Wirtschaftsleistung

Die meisten Regierungen der Welt versprechen Wohlstand durch Wirtschaftswachstum. Gleichzeitig führt Wachstum zu klimatischen Veränderungen, die sich in Umweltkatastrophen, globalen Pandemien und acht Millionen umweltbedingten Toten im Jahr widerspiegeln.

Wir leben in einem Widerspruch.


Wirtschaftswachstum wird von den meisten Ökonomen als notwendig erachtet, um eine Erhöhung der Arbeitslosenquote zu vermeiden. Mit null oder negativem Wirtschaftswachstum gehen Arbeitsplätze verloren, Staatseinnahmen sinken und verhindert damit die Finanzierung von Infrastrukturen, Schulen, Gesundheitseinrichtungen und sozialen Aufgaben.


Bei einem Abschwächen des Wirtschaftens verlieren Menschen ihren Job. Um eine drohende Abwärtsspirale zu vermeiden, müssen wir ein gewisses Wachstum aufrechterhalten. Staaten, Regionen, die ein hohes Wachstum schaffen, leben in einem aufblühenden Wirtschaftsumfeld. Tendenziell sind die Lebensbedingungen in einem Land umso besser, je grösser die Wirtschaftskraft des Landes ist. Ob Wirtschaftswachstum oberhalb einer Schwelle die Lebensqualität noch verbessert, ist allerdings umstritten.

Die Probleme des Wirtschaftswachstums

Glorifizieren von Wirtschaftswachstum führt zu politischen Fehlschlüssen. Die USA beispielsweise brüstet sich mit einem gestiegenen Bruttoinlandsprodukt, obwohl dieses zu einem erheblichen Teil durch die Reinigungsleistungen bei der Ölpest im Golf von Mexiko zustande kam. Ein Beispiel, das genauso grotesk ist, wie ausgewiesenes Wirtschaftswachstum durch Umweltschäden oder Pandemien.

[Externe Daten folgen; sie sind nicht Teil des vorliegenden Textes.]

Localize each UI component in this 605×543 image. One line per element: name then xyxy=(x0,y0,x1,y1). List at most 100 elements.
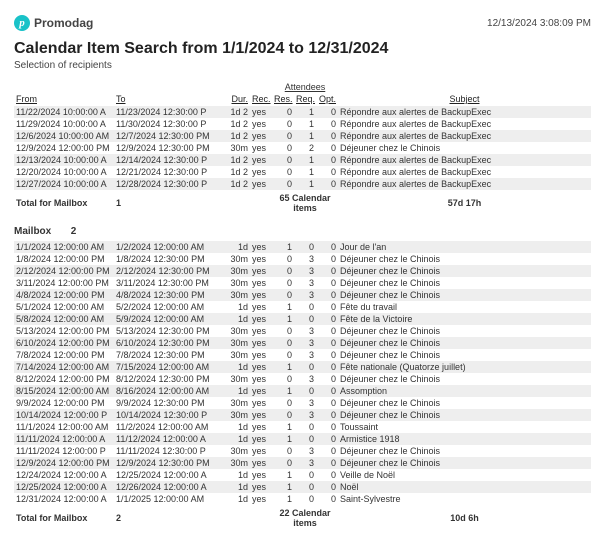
cell-res: 0 xyxy=(272,373,294,385)
cell-to: 5/13/2024 12:30:00 PM xyxy=(114,325,224,337)
cell-req: 0 xyxy=(294,241,316,253)
cell-to: 12/25/2024 12:00:00 A xyxy=(114,469,224,481)
cell-res: 0 xyxy=(272,349,294,361)
cell-to: 12/28/2024 12:30:00 P xyxy=(114,178,224,190)
cell-opt: 0 xyxy=(316,373,338,385)
col-req: Req. xyxy=(294,92,316,106)
cell-dur: 30m xyxy=(224,277,250,289)
total-mailbox-num: 1 xyxy=(114,190,224,216)
brand: p Promodag xyxy=(14,15,93,31)
cell-dur: 1d 2 xyxy=(224,178,250,190)
cell-dur: 1d xyxy=(224,469,250,481)
table-row: 1/1/2024 12:00:00 AM1/2/2024 12:00:00 AM… xyxy=(14,241,591,253)
cell-opt: 0 xyxy=(316,166,338,178)
cell-res: 0 xyxy=(272,325,294,337)
cell-req: 2 xyxy=(294,142,316,154)
cell-to: 12/26/2024 12:00:00 A xyxy=(114,481,224,493)
attendees-group-header: Attendees xyxy=(272,81,338,92)
cell-res: 1 xyxy=(272,301,294,313)
cell-opt: 0 xyxy=(316,397,338,409)
cell-req: 0 xyxy=(294,421,316,433)
cell-from: 9/9/2024 12:00:00 PM xyxy=(14,397,114,409)
mailbox-number: 2 xyxy=(71,226,77,237)
total-items: 65 Calendar items xyxy=(272,190,338,216)
cell-subject: Saint-Sylvestre xyxy=(338,493,591,505)
cell-subject: Déjeuner chez le Chinois xyxy=(338,265,591,277)
cell-subject: Répondre aux alertes de BackupExec xyxy=(338,154,591,166)
table-row: 12/31/2024 12:00:00 A1/1/2025 12:00:00 A… xyxy=(14,493,591,505)
cell-req: 3 xyxy=(294,457,316,469)
cell-res: 1 xyxy=(272,313,294,325)
cell-subject: Toussaint xyxy=(338,421,591,433)
cell-opt: 0 xyxy=(316,118,338,130)
col-dur: Dur. xyxy=(224,92,250,106)
cell-opt: 0 xyxy=(316,421,338,433)
table-row: 12/24/2024 12:00:00 A12/25/2024 12:00:00… xyxy=(14,469,591,481)
cell-to: 7/15/2024 12:00:00 AM xyxy=(114,361,224,373)
total-mailbox-num: 2 xyxy=(114,505,224,531)
total-label: Total for Mailbox xyxy=(14,190,114,216)
cell-req: 0 xyxy=(294,313,316,325)
cell-res: 0 xyxy=(272,397,294,409)
cell-to: 12/9/2024 12:30:00 PM xyxy=(114,142,224,154)
cell-to: 10/14/2024 12:30:00 P xyxy=(114,409,224,421)
cell-res: 0 xyxy=(272,166,294,178)
table-row: 5/1/2024 12:00:00 AM5/2/2024 12:00:00 AM… xyxy=(14,301,591,313)
cell-to: 12/21/2024 12:30:00 P xyxy=(114,166,224,178)
table-row: 5/13/2024 12:00:00 PM5/13/2024 12:30:00 … xyxy=(14,325,591,337)
table-row: 12/20/2024 10:00:00 A12/21/2024 12:30:00… xyxy=(14,166,591,178)
cell-req: 0 xyxy=(294,301,316,313)
cell-opt: 0 xyxy=(316,277,338,289)
cell-to: 11/23/2024 12:30:00 P xyxy=(114,106,224,118)
cell-req: 0 xyxy=(294,493,316,505)
cell-res: 0 xyxy=(272,130,294,142)
cell-res: 0 xyxy=(272,457,294,469)
cell-to: 8/16/2024 12:00:00 AM xyxy=(114,385,224,397)
cell-subject: Déjeuner chez le Chinois xyxy=(338,373,591,385)
table-row: 11/1/2024 12:00:00 AM11/2/2024 12:00:00 … xyxy=(14,421,591,433)
cell-rec: yes xyxy=(250,481,272,493)
cell-rec: yes xyxy=(250,253,272,265)
table-row: 12/13/2024 10:00:00 A12/14/2024 12:30:00… xyxy=(14,154,591,166)
cell-from: 11/1/2024 12:00:00 AM xyxy=(14,421,114,433)
cell-res: 0 xyxy=(272,118,294,130)
cell-req: 0 xyxy=(294,433,316,445)
cell-rec: yes xyxy=(250,337,272,349)
table-row: 9/9/2024 12:00:00 PM9/9/2024 12:30:00 PM… xyxy=(14,397,591,409)
cell-subject: Assomption xyxy=(338,385,591,397)
cell-dur: 1d 2 xyxy=(224,130,250,142)
cell-rec: yes xyxy=(250,361,272,373)
section-1-total-row: Total for Mailbox 1 65 Calendar items 57… xyxy=(14,190,591,216)
cell-res: 0 xyxy=(272,337,294,349)
cell-rec: yes xyxy=(250,457,272,469)
cell-rec: yes xyxy=(250,142,272,154)
section-2-total-row: Total for Mailbox 2 22 Calendar items 10… xyxy=(14,505,591,531)
cell-from: 12/31/2024 12:00:00 A xyxy=(14,493,114,505)
cell-subject: Déjeuner chez le Chinois xyxy=(338,253,591,265)
cell-dur: 30m xyxy=(224,397,250,409)
cell-rec: yes xyxy=(250,166,272,178)
report-title: Calendar Item Search from 1/1/2024 to 12… xyxy=(14,40,591,58)
brand-name: Promodag xyxy=(34,16,93,30)
cell-req: 1 xyxy=(294,118,316,130)
cell-res: 1 xyxy=(272,361,294,373)
cell-subject: Déjeuner chez le Chinois xyxy=(338,349,591,361)
cell-opt: 0 xyxy=(316,349,338,361)
table-row: 8/15/2024 12:00:00 AM8/16/2024 12:00:00 … xyxy=(14,385,591,397)
cell-req: 1 xyxy=(294,166,316,178)
cell-res: 0 xyxy=(272,178,294,190)
table-row: 12/25/2024 12:00:00 A12/26/2024 12:00:00… xyxy=(14,481,591,493)
brand-logo-icon: p xyxy=(14,15,30,31)
cell-rec: yes xyxy=(250,493,272,505)
cell-subject: Fête du travail xyxy=(338,301,591,313)
cell-rec: yes xyxy=(250,130,272,142)
cell-rec: yes xyxy=(250,409,272,421)
cell-opt: 0 xyxy=(316,313,338,325)
cell-rec: yes xyxy=(250,433,272,445)
cell-to: 12/9/2024 12:30:00 PM xyxy=(114,457,224,469)
cell-opt: 0 xyxy=(316,433,338,445)
cell-req: 3 xyxy=(294,265,316,277)
cell-subject: Noël xyxy=(338,481,591,493)
cell-rec: yes xyxy=(250,154,272,166)
cell-subject: Déjeuner chez le Chinois xyxy=(338,397,591,409)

Anstelle von Wohlstand kann Wirtschaftswachstum den Lebensraum durch Erderwärmung, Umweltverschmutzung zerstören. Es kann aber auch Artensterben, Zusammenbruch von Ökosystemen und Verringerung natürlicher Ressourcen bewirken. Zudem verstärkt es die Ungleichheit und erhöht die Kluft zwischen Arm und Reich ohne dabei das individuelle und gesamte Wohlbefinden zu steigern. Im Gegenteil. Die weltumspannende Biologie läuft Gefahr, zu kollaborieren.


Fortschritt und Wohlstand wird mit dem ausgewiesenen Wirtschaftswachstum praktisch auf den technischen Fortschritt reduziert und wird dem Streben nach „Vervollkommnung“ nicht gerecht. Der Wohlstand einer Gesellschaft ist am Wohlergehen der grossen Mehrheit der Bevölkerung festzustellen.

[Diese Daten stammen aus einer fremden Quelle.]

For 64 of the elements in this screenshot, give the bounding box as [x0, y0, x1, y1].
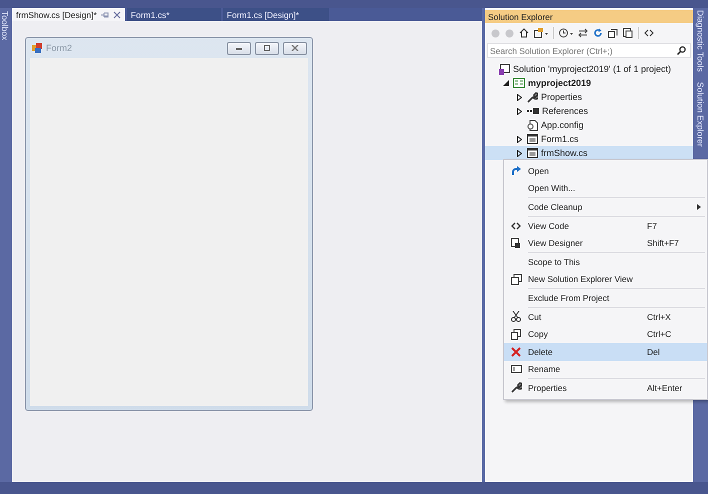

Das Ausschöpfen grenzenloser, materieller Freiheiten wird mit dem Verlust an nutzbarer Ressourcen für die zukünftigen Generationen und mit einer Zunahme von ökologischen Schäden erkauft. Verteilungskämpfe durch schrumpfende Ressourcen und Umweltveränderungen treten schon heute beim Flüchtlingsaufkommen in Erscheinung.

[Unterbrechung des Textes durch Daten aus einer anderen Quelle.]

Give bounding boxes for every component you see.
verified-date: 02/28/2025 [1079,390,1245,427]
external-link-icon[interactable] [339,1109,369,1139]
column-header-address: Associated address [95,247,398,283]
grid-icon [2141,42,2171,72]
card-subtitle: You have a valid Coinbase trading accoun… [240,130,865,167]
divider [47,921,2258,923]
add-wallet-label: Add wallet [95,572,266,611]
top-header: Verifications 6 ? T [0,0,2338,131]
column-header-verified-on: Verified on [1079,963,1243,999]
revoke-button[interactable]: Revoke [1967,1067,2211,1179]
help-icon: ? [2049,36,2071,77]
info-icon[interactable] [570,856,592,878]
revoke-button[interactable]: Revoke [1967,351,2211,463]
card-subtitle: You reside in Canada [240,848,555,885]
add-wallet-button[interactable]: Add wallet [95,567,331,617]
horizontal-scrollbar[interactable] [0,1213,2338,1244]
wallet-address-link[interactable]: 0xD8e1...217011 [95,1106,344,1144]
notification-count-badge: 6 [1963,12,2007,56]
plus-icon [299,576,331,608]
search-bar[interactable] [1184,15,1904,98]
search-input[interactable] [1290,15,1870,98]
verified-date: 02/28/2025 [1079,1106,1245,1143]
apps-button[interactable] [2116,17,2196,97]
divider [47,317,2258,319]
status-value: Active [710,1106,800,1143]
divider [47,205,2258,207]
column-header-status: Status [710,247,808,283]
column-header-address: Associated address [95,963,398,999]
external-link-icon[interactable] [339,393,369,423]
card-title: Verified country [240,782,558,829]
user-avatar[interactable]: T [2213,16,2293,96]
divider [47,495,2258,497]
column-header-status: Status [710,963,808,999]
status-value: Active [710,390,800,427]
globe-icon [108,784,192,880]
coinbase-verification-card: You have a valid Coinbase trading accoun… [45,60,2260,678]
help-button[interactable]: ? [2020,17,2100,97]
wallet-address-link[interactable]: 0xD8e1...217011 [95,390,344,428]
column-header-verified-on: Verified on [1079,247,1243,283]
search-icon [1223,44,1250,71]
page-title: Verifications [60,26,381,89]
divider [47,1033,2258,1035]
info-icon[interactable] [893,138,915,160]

Konsequenzen von null oder minus Wachstum

Die Weltbevölkerung wächst stetig. Nur mit Wirtschaftswachstum lässt sie sich versorgen und nur mit Wirtschaftswachstum lassen sich Unterschiede zwischen den einzelnen Ländern, ohne Sozialabbau in den fortgeschrittenen Regionen, ausgleichen.

Der Wachstumszwang ergibt sich auch aus der Vorstellung, moderne Gesellschaften würden nur mit Wirtschaftswachstum stabilisiert werden können. Wird das Wachstum verhindert, muss die Armut durch Umverteilung bekämpft werden. Eine bei den gegenwärtigen, gesellschaftlichen und weltpolitischen Zusammenhängen kaum durchführbare Massnahme.

Ist das Wirtschaftswachstum ein Gradmesser für den Wohlstand?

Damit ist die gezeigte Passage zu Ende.